Director Jay Roach is navigating familiar waters here. After making a name for himself with raunch like the Austin Powers series, Roach has spent the last several years telling stories taken from the broadsides of the American political arena. His HBO television movies Recount and Game Change highlighted real-life events in the 2000 Florida election crisis and the 2008 Republican presidential bid, respectively, but The Campaign is the first time Roach has fully explored the comedic possibilities of political theater. His direction allows Ferrell and Galifianikis to revel in their characters’ outsized egos and petty vendettas without losing the audience’s sympathy. Meanwhile, a solid script by sitcom alums Shawn Harwell and Chris Henchy provides the film a contemporary resonance with concerns about big money’s influence on the political process.

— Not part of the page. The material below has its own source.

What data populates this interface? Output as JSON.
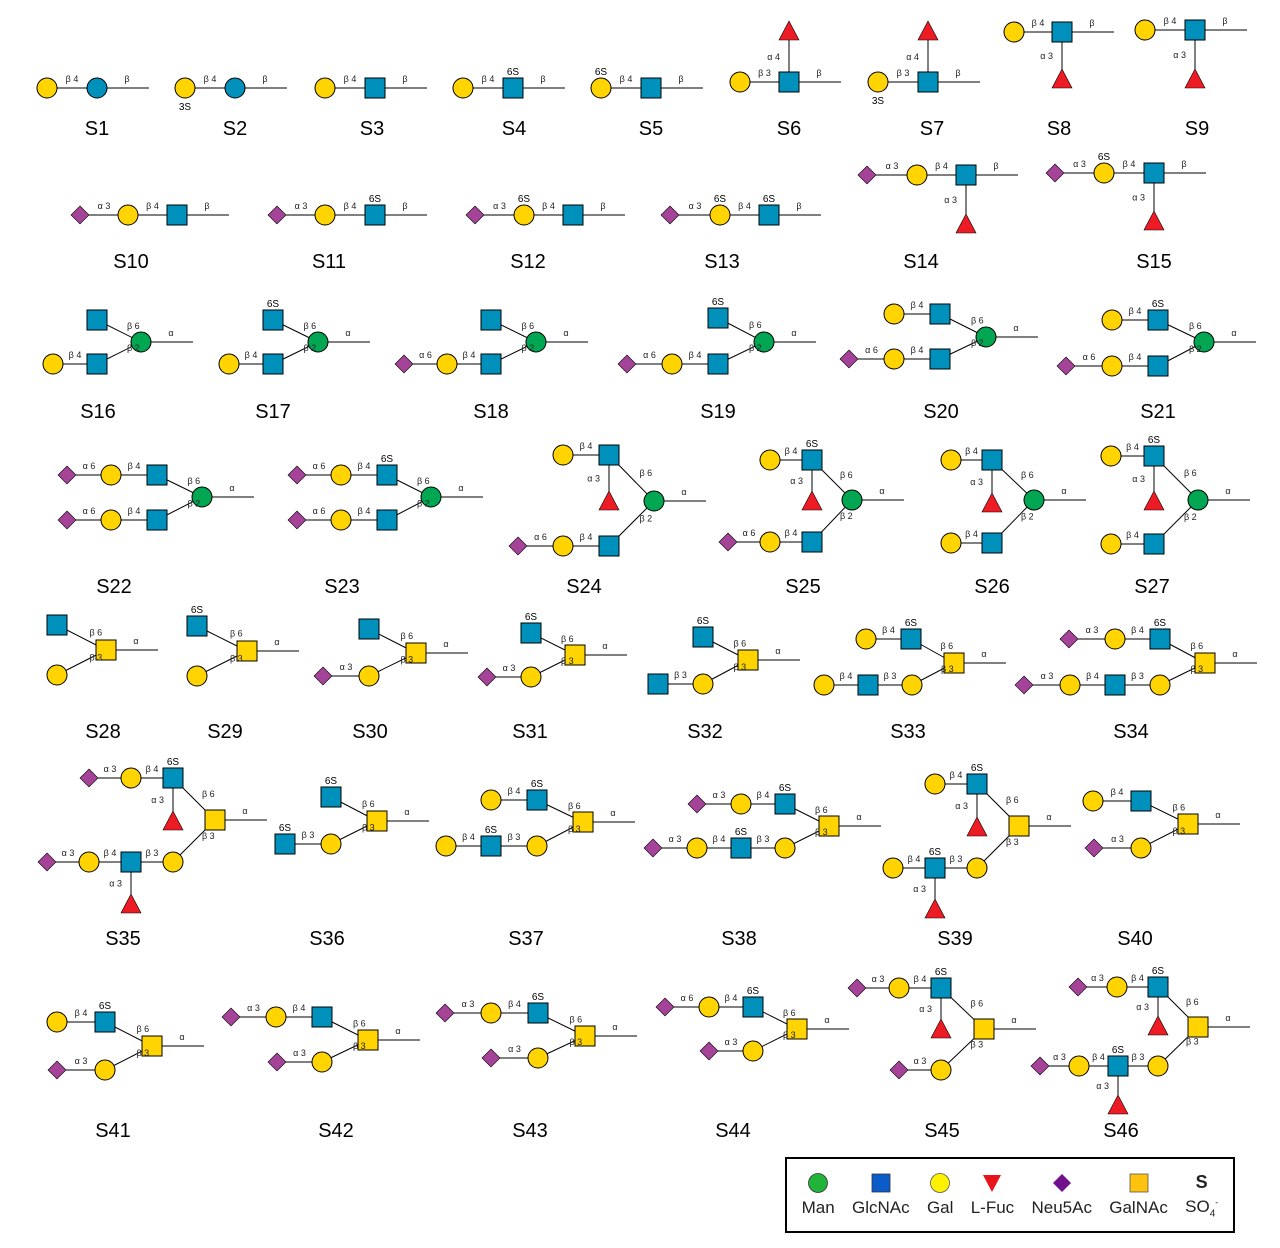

While the actual satire of The Campaign is too broad and obvious to pose any real threat to the status quo (the Motches are an inelegant, China-baiting parody of actual billionaire activists the Koch brothers), the movie’s more sophomoric gags are well-executed by its two big stars and a round of talented supporting players including Jason Sudekis and a very funny McDermott. Ferrell’s horndog hybrid of Bill Clinton and John Edwards is something to behold, but it’s Galifianakis who benefits the most from Roach’s apt direction, breaking free from the confines of his space cadet persona as much as is possible for him to create a sad-sack populist hero in Huggins. The Campaign doesn’t aim to rewrite the rules of political discourse, but it’s a surprisingly biting commentary on how much buffoonery the public will tolerate if it’s presented within the appropriate packaging.